Surely the prohibition in 1 Cor. 14: 34, 35 is for the wives not to chatter rather than being a prohibition against women in general speaking?


   This is a view held by many, especially those who would allow women to take an individual audible part in Christian gatherings.

   The Greek word for speak in v35 is laleo, a word which is always used of serious speaking in the NT and never, as in classical Greek, of mere chatter or whispering. What is important is not how the Greeks used it some centuries before but how the Holy Spirit uses it in the Scriptures. In chapter 14 laleo is used 24 times and means to speak audibly. It is used of God (1 Cor. 14: 21) and God clearly never chatters! But some may ask why the related word lego is not used. The word lego is more specific than laleo and involves the connected sense of the words and thus their intelligent meaning, whereas laleo may refer only to the words spoken, or the fact that someone is speaking. Many of occasions laleo is used in this passage refer to speaking with tongues where the speakers may not have understood what they were saying, and if there was no interpreter, those who heard them would not have understood them either. Hence laleo is the more appropriate word. When the content and meaning of what is said is important, then lego is used in the passage (as in “sayest” in v16, “saith” in v21, and “says” in v34).

   Again, the word for “be silent” (v34) in relation to the woman is the same as that used in vs 28, 30. In the latter case a man is speaking but another has a revelation made to him and the first is to be silent, that is, to stop speaking—certainly not to stop chattering!

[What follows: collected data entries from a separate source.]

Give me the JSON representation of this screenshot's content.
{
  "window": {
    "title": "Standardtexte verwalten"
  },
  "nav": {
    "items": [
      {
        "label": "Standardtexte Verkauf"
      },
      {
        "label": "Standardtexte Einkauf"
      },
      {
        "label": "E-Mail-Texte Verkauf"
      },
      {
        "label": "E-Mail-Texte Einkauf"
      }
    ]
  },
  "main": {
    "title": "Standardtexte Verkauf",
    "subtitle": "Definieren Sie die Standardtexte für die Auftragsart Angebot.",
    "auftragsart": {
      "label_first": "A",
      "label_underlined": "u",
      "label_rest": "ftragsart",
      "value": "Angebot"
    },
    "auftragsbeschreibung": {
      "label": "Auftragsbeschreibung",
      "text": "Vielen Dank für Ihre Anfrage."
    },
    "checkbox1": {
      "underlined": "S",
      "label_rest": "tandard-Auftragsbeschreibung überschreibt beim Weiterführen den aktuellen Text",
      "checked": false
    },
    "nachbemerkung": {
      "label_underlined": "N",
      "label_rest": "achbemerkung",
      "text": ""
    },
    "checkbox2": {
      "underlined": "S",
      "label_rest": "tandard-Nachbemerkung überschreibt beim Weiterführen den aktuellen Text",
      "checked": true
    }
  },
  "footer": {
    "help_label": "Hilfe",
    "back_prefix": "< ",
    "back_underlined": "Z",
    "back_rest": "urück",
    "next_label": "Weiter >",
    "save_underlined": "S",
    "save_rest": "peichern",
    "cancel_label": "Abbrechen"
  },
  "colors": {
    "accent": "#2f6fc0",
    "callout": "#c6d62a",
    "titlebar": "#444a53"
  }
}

   Many Bible commentaries restrict headship, and thus subjection on the part of the woman, to the marriage relationship. They would say that 1 Cor. 14: 34, 35 is restricted to wives and this appears to be supported by the words “as the law also says” which may be a reference to Gen 3: 16: “and to thy husband shall be thy desire, and he shall rule over thee”. In order to support their view on headship, they would argue that here and in certain other passages (1 Cor. 11: 1–16; 1 Tim. 2: 8–15) the words aner and gune should be translated husband and wife respectively and not man and woman. Now aner can mean either man or husband and gune can mean either woman or wife. The context alone is the deciding factor as to the correct English translation. Let us put this to the test in 1 Cor. 11: 1–16, the great passage on headship.

   If you read the passage, replacing the words man and woman with husband and wife, you will soon see how confusing such a translation becomes. In v8 confusion changes to nonsense. It is absurd to read this verse as ‘For [the] husband is not of [the] wife, but [the] wife of [the] husband’, when the clear reference is to the creation of the woman through being taken out of the man. The reference is “this shall be called Woman, because this was taken out of a man” (Gen. 2: 23). A wife was never taken out of a husband because Adam could not be a husband until Eve existed! 1 Cor. 11: 8 can thus only be translated as “For man is not of woman, but woman of man” and likewise throughout the section the words must be man and woman and not husband and wife. Hence the headship in 1 Cor. 11 is not limited to husbands and wives but applies to men and women as such.

   Let us now limit the prohibition of 1 Cor. 14: 34, 35 to wives and see how this interpretation fares. Unmarried women or widows would thus be allowed to speak without shame or overstepping the boundaries of subjection. If that were the case, then a woman unmarried last week could speak, but married this week is prohibited from doing so! Furthermore, as it is those that are younger that would generally be the unmarried ones, we would have the more experienced married women having to listen to the relatively inexperienced unmarried women! Again, if this prohibition were limited to wives speaking in assembly, it is so severe that even asking a question is considered a shame (see v35). How is it that a wife asking a question of her own husband at home is acceptable but in the assembly is considered to be in insubjection?

   Thus the prohibition of these two verses, while certainly applying to wives, is for all women simply because headship is not restricted to marriage.

   Finally, we should note that the apostle concludes this section of Scripture with the warning that “the things that I write to you, that it is [the] Lord’s commandment” (v37). The singular verb (“is”) showing that what he wrote in its entirety is the Lord’s commandment. We cannot pick and choose in the Word of God.